Я снова выхожу к дедушке, который ставит в центре двора тачку. В ней он возит сухие поленья для костра. Земля под нашими ногами раскисла от крови. Мы нарезаем хлеб и жарим его для ужина на закате.

— Почему папа ни о чем мне не рассказывает? — спрашиваю я.

— В последний раз я видел такое выражение у него на лице, когда его в детстве укусила собака.

— И что теперь будет?

— Не говори отцу, Якуб, но все не так уж плохо.

— Значит, партия проиграет?

— Партии пора уйти. Настало время для перемен.

— Но ведь тогда мы превратимся в империалистов!

— Вроде того, — смеется он.

Над деревьями у наших ворот раскидывается звездное покрывало, звезды такие яркие, когда их не засвечивают уличные фонари Праги. Дедушка протягивает мне слегка подгорелый кусок хлеба, и я аккуратно откусываю, чувствуя себя героем телепередачи. Обычно, столкнувшись с новой реальностью, люди в телевизоре медленно пережевывают пищу. Возможно, именно здесь взрыв новой энергии прорывает твердые стены физической реальности, обрекая меня на такую невероятную судьбу. Возможно, именно здесь я теряю надежду жить как обычный землянин. Я доедаю хлеб. Пора идти в дом, чтобы слушать отцовское молчание.

— Через двадцать лет ты назовешь себя наследником революции, — говорит дедушка, повернувшись ко мне спиной, чтобы помочиться в костер.

И, как обычно, он прав. Правда, он не говорит мне — то ли из сострадания, то ли из-за болезненной наивности, — что я наследник проигравшей стороны.

А возможно, и нет. Я готов, несмотря на все неудобство моего трона космонавта, я готов, несмотря на страх. Я служил науке, но ощущал себя скорее безрассудным мальчишкой на грязном байке, который глядит на огромный провал величайшего в мире каньона и молится всем богам на всех языках прежде, чем совершить прыжок к смерти, к славе или сразу к обеим. Я служил науке, а не памяти моего отца, чей мир рухнул той Бархатной зимой, и не памяти свиной крови на моих ботинках. Я не обману ожиданий.

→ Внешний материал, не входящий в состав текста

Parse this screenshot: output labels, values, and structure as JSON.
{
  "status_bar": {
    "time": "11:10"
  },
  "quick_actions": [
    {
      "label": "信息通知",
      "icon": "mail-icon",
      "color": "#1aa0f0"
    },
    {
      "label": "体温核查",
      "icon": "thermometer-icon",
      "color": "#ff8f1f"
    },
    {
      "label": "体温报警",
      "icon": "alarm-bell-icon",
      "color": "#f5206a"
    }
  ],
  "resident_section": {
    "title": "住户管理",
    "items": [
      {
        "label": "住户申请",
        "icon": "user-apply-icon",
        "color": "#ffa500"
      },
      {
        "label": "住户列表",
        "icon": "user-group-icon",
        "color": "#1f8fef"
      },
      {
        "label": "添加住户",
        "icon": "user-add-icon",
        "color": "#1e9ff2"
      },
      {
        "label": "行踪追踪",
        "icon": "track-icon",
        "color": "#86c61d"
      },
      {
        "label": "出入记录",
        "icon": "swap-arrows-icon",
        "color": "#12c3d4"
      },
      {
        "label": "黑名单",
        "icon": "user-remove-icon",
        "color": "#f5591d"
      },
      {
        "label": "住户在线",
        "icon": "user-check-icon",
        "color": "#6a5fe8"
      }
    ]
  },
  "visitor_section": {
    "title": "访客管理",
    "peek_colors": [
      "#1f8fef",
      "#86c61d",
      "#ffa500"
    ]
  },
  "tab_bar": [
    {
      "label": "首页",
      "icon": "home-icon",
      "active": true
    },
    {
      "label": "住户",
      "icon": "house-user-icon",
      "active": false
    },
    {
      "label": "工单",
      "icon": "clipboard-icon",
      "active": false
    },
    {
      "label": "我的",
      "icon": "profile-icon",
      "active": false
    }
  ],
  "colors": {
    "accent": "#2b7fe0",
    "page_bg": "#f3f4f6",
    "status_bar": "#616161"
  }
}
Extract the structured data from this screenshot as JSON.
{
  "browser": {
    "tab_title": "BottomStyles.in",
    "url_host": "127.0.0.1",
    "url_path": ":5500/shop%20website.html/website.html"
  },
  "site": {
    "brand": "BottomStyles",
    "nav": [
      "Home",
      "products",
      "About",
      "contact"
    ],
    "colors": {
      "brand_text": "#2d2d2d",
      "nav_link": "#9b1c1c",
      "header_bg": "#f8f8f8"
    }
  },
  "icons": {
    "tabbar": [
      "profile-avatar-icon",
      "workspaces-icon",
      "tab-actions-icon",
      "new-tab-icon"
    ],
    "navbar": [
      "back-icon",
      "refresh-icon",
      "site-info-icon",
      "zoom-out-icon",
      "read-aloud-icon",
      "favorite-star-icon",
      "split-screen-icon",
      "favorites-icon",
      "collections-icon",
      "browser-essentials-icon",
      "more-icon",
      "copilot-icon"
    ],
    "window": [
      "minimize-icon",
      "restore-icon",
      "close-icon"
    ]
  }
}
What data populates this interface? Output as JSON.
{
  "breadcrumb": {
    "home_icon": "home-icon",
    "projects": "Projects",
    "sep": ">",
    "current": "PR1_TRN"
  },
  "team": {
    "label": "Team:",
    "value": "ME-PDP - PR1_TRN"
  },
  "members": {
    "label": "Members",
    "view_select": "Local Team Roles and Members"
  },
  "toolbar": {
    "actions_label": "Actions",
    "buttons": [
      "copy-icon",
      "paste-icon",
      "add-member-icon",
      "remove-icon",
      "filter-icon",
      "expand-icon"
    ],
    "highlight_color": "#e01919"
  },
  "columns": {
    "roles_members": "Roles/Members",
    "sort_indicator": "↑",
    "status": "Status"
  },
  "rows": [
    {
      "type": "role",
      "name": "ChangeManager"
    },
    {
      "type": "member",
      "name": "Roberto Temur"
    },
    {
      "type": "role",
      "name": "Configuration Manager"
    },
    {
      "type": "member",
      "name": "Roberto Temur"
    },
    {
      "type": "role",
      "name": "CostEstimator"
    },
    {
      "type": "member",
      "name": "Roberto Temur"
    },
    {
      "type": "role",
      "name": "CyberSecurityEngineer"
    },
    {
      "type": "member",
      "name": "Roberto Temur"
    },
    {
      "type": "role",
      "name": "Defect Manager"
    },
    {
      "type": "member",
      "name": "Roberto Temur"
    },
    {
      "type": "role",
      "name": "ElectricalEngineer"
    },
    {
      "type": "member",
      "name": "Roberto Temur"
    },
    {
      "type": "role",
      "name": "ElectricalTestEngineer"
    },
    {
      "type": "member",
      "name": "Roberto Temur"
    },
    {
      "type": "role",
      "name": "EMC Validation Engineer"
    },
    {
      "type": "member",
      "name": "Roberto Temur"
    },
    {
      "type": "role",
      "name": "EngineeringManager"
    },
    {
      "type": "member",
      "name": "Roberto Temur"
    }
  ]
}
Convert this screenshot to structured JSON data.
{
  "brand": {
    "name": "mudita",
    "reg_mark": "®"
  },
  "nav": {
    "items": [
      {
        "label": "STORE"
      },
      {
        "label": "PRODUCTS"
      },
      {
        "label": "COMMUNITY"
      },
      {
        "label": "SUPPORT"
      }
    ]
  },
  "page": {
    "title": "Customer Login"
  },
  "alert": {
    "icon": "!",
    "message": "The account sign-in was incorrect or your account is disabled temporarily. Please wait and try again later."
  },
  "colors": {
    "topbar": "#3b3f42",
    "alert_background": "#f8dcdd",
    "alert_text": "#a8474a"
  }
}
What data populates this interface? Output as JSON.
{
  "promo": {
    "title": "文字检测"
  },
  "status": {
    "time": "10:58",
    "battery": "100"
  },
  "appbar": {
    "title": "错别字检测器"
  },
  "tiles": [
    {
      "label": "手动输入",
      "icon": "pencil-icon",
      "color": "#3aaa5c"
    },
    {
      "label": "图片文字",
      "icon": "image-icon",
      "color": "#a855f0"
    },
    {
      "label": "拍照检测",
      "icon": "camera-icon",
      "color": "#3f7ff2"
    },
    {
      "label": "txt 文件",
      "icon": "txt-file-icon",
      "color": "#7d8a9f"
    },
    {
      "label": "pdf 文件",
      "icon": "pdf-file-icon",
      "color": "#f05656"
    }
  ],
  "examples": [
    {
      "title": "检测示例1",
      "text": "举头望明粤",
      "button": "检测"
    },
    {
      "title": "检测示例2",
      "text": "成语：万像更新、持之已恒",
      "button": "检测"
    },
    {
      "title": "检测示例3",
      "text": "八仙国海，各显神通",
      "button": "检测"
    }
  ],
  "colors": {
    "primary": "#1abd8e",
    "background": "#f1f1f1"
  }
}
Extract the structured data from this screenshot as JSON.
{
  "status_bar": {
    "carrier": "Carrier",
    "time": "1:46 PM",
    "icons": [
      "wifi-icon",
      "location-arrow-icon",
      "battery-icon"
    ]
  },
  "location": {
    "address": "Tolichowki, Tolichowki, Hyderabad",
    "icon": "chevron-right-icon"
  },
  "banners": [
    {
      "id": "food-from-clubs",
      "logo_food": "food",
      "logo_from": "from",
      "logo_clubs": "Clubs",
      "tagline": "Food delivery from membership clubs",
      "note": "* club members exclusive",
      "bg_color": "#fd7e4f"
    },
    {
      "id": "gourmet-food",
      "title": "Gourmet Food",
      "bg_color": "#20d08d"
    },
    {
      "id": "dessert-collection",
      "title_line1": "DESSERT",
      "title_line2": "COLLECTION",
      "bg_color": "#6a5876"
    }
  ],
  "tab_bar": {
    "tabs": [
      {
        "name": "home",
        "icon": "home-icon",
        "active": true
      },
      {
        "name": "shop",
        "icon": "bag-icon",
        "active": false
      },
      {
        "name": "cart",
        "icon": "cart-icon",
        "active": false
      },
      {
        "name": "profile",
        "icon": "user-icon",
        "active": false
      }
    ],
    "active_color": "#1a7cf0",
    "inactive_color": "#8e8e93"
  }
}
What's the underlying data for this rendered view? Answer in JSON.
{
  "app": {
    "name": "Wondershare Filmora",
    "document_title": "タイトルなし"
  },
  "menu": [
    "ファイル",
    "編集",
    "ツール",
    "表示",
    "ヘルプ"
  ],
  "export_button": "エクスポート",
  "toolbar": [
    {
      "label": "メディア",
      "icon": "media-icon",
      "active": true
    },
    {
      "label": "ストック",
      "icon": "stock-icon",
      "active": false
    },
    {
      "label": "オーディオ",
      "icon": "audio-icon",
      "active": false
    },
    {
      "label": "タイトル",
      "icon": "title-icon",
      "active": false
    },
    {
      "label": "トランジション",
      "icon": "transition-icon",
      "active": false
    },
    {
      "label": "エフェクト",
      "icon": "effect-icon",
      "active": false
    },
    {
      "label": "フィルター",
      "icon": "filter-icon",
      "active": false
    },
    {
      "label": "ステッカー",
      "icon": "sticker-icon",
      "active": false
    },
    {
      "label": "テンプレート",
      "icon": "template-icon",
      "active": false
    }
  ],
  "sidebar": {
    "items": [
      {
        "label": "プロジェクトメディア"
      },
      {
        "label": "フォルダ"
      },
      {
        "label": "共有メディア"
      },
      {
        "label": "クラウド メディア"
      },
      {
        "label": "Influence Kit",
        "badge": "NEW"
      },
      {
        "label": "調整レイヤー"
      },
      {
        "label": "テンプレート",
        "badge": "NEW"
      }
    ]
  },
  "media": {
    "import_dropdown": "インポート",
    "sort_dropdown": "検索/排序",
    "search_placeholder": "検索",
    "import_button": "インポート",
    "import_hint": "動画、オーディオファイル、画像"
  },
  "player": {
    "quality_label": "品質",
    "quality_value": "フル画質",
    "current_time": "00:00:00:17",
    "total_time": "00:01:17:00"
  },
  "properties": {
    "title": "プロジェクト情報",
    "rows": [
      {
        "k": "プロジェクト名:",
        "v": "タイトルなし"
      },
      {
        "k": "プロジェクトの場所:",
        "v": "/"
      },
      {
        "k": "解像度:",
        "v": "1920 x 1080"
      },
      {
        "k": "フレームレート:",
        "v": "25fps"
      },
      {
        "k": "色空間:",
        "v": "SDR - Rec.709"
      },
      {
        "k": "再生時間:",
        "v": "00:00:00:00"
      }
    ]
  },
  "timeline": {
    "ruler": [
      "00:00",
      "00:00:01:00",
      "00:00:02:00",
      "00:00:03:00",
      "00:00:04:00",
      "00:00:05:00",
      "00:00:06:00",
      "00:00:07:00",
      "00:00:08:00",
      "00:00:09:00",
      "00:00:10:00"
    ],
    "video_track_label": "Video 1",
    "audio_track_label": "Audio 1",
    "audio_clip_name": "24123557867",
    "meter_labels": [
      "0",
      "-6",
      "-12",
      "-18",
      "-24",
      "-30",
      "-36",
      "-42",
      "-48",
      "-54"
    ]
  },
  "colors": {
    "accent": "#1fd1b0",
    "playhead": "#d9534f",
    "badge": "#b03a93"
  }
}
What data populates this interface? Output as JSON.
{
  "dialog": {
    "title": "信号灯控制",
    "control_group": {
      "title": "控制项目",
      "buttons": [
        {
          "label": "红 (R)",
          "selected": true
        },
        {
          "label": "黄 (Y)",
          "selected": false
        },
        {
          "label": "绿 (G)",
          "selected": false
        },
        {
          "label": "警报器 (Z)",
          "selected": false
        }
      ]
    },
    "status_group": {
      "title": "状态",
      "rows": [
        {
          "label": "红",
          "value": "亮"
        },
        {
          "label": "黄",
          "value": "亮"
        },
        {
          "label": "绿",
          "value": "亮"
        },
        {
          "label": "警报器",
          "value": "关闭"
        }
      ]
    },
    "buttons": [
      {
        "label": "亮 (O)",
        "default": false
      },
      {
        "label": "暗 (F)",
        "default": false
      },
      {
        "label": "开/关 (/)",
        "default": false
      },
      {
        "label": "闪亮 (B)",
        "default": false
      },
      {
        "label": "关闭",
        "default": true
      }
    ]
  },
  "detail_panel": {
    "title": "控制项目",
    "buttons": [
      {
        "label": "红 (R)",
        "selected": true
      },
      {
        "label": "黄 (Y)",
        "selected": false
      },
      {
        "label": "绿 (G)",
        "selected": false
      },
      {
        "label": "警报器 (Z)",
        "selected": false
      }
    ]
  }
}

Я смахнул крошки вафель с коленей. Земля была черной с золотом, по всем континентам ползли огоньки, как будто клетки в никогда не останавливающемся митозе. Над океанами свет обрывался, уступая власть царству глубокой тьмы. Мир тускнел, брызги света начинали угасать. Я вознесся над тем, что мы называем Землей.